Tsunade sabía que no debería haber apostado contra el mocoso, pero estaba medio borracha y parecía poco probable que él lo hiciera. Todo formaba parte de ver su progresión, pero ella carecía de fe en su capacidad para racionalizar y resolver ecuaciones. "¡Completa la parte escrita de tu primer Examen Chunin con un aprobado!", había dicho, más para satisfacción de Shizune que para otra cosa. Su aprendiz la aplaudió literalmente por la forma razonable y segura de poner a prueba la rápida progresión de Naruto y le pareció bien dejar a los dos solos.


Naruto se había mostrado estirado al respecto, cruzándose de brazos y haciendo un pequeño mohín. "Ero-Sennin me enseñó algunas de esas cosas", concedió, "¡pero es tan aburrido! Se dio por vencido al tercer día y dijo que un ninja de verdad vive según sus instintos y su corazón". Dejó el periódico. "¿Por qué iba a querer hacer eso ahora?".


Irritada, la mente de Tsunade, alimentada por el alcohol, se apresuró a encontrar una rápida solución. Sonrió con satisfacción y propuso su solución preferida: "Entonces hagamos una apuesta".


Naruto, interesado, se dio la vuelta y permitió que se hicieran las apuestas. Si superaba la prueba, ella sería suya por una noche. No era una apuesta tan rara entre ellos; Naruto había ganado a menudo, y eso solía conducir a mamadas o pajas o -preferiblemente para él- mamadas de tetas.
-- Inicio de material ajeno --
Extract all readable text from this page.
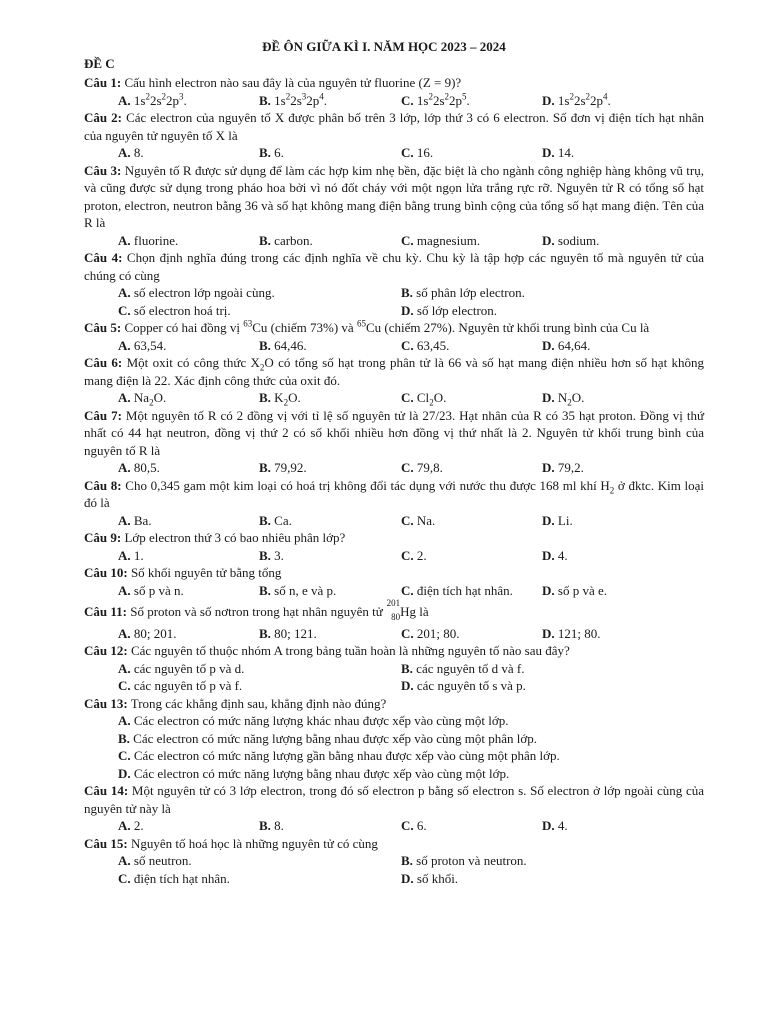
ĐỀ ÔN GIỮA KÌ I. NĂM HỌC 2023 – 2024
ĐỀ C
Câu 1: Cấu hình electron nào sau đây là của nguyên tử fluorine (Z = 9)?
A. $1s^22s^22p^3$.	B. $1s^22s^32p^4$.	C. $1s^22s^22p^5$.	D. $1s^22s^22p^4$.
Câu 2: Các electron của nguyên tố X được phân bố trên 3 lớp, lớp thứ 3 có 6 electron. Số đơn vị điện tích hạt nhân của nguyên tử nguyên tố X là
A. 8.	B. 6.	C. 16.	D. 14.
Câu 3: Nguyên tố R được sử dụng để làm các hợp kim nhẹ bền, đặc biệt là cho ngành công nghiệp hàng không vũ trụ, và cũng được sử dụng trong pháo hoa bởi vì nó đốt cháy với một ngọn lửa trắng rực rỡ. Nguyên tử R có tổng số hạt proton, electron, neutron bằng 36 và số hạt không mang điện bằng trung bình cộng của tổng số hạt mang điện. Tên của R là
A. fluorine.	B. carbon.	C. magnesium.	D. sodium.
Câu 4: Chọn định nghĩa đúng trong các định nghĩa về chu kỳ. Chu kỳ là tập hợp các nguyên tố mà nguyên tử của chúng có cùng
A. số electron lớp ngoài cùng.	B. số phân lớp electron.
C. số electron hoá trị.	D. số lớp electron.
Câu 5: Copper có hai đồng vị $^{63}$Cu (chiếm 73%) và $^{65}$Cu (chiếm 27%). Nguyên tử khối trung bình của Cu là
A. 63,54.	B. 64,46.	C. 63,45.	D. 64,64.
Câu 6: Một oxit có công thức $X_2O$ có tổng số hạt trong phân tử là 66 và số hạt mang điện nhiều hơn số hạt không mang điện là 22. Xác định công thức của oxit đó.
A. $Na_2O$.	B. $K_2O$.	C. $Cl_2O$.	D. $N_2O$.
Câu 7: Một nguyên tố R có 2 đồng vị với tỉ lệ số nguyên tử là 27/23. Hạt nhân của R có 35 hạt proton. Đồng vị thứ nhất có 44 hạt neutron, đồng vị thứ 2 có số khối nhiều hơn đồng vị thứ nhất là 2. Nguyên tử khối trung bình của nguyên tố R là
A. 80,5.	B. 79,92.	C. 79,8.	D. 79,2.
Câu 8: Cho 0,345 gam một kim loại có hoá trị không đổi tác dụng với nước thu được 168 ml khí $H_2$ ở đktc. Kim loại đó là
A. Ba.	B. Ca.	C. Na.	D. Li.
Câu 9: Lớp electron thứ 3 có bao nhiêu phân lớp?
A. 1.	B. 3.	C. 2.	D. 4.
Câu 10: Số khối nguyên tử bằng tổng
A. số p và n.	B. số n, e và p.	C. điện tích hạt nhân. D. số p và e.
Câu 11: Số proton và số nơtron trong hạt nhân nguyên tử
201
80 Hg là
A. 80; 201.	B. 80; 121.	C. 201; 80.	D. 121; 80.
Câu 12: Các nguyên tố thuộc nhóm A trong bảng tuần hoàn là những nguyên tố nào sau đây?
A. các nguyên tố p và d.	B. các nguyên tố d và f.
C. các nguyên tố p và f.	D. các nguyên tố s và p.
Câu 13: Trong các khẳng định sau, khẳng định nào đúng?
A. Các electron có mức năng lượng khác nhau được xếp vào cùng một lớp.
B. Các electron có mức năng lượng bằng nhau được xếp vào cùng một phân lớp.
C. Các electron có mức năng lượng gần bằng nhau được xếp vào cùng một phân lớp.
D. Các electron có mức năng lượng bằng nhau được xếp vào cùng một lớp.
Câu 14: Một nguyên tử có 3 lớp electron, trong đó số electron p bằng số electron s. Số electron ở lớp ngoài cùng của nguyên tử này là
A. 2.	B. 8.	C. 6.	D. 4.
Câu 15: Nguyên tố hoá học là những nguyên tử có cùng
A. số neutron.	B. số proton và neutron.
C. điện tích hạt nhân.	D. số khối.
Una vez, se lo echó, pero eso no tenía nada que ver con las apuestas; sólo quería follárselo en su silla. Habitual en estos sucesos, Naruto ocupaba su asiento y quería ponerse el sombrero de Hokage. "De todas formas, algún día será mío", le decía él siempre con bravuconería, y ella siempre cedía justo antes de empezar su comida enriquecida con semen.


Esta vez, sin embargo, era diferente. Y sólo porque estaba borracha le dijo tontamente que sí. Qué tontería apostar contra la estrella emergente de Konoha. Él aprobó, y ella no podía creerlo. Más que aprobado, acertó siete de doce posibles (un doce difícil).


"¿Cómo? Estaba estupefacta, con los ojos pegados al examen mientras el mocoso rubio se frotaba las manos con regocijo.


"Es la hora de la apuesta, Obaa-chan", repitió.


Y fiel a su palabra, Tsunade tuvo que conceder.


"Sobre el escritorio", condicionó él, y más femenina de lo que solía sonar, le preocupó que alguien pudiera entrar. Naruto ya había recogido y se había puesto la gorra de Hokage. "Está bien". Bien para él, no para la venerada Quinta Hokage, nieta de la Primera.


De todos modos, ella cumplía sus deseos. ¿Por qué no prefería que se metiera debajo del escritorio y volviera a hacer rebotar las tetas alrededor de su carne? Prefería eso, llevar su abundante semilla -ya que sabía lo abundantes que podían llegar a ser sus cargas-, que esto.


Sólo se tocó los ajustados pantalones de lycra, que bajaron por sus gruesos muslos hasta justo por encima de las rodillas. Por supuesto, lo siguiente fueron sus bragas. Naruto consideró la posibilidad de trabajar alrededor de ellas, pero... "Más fácil", dijo en voz alta cuando la expuso a su vista.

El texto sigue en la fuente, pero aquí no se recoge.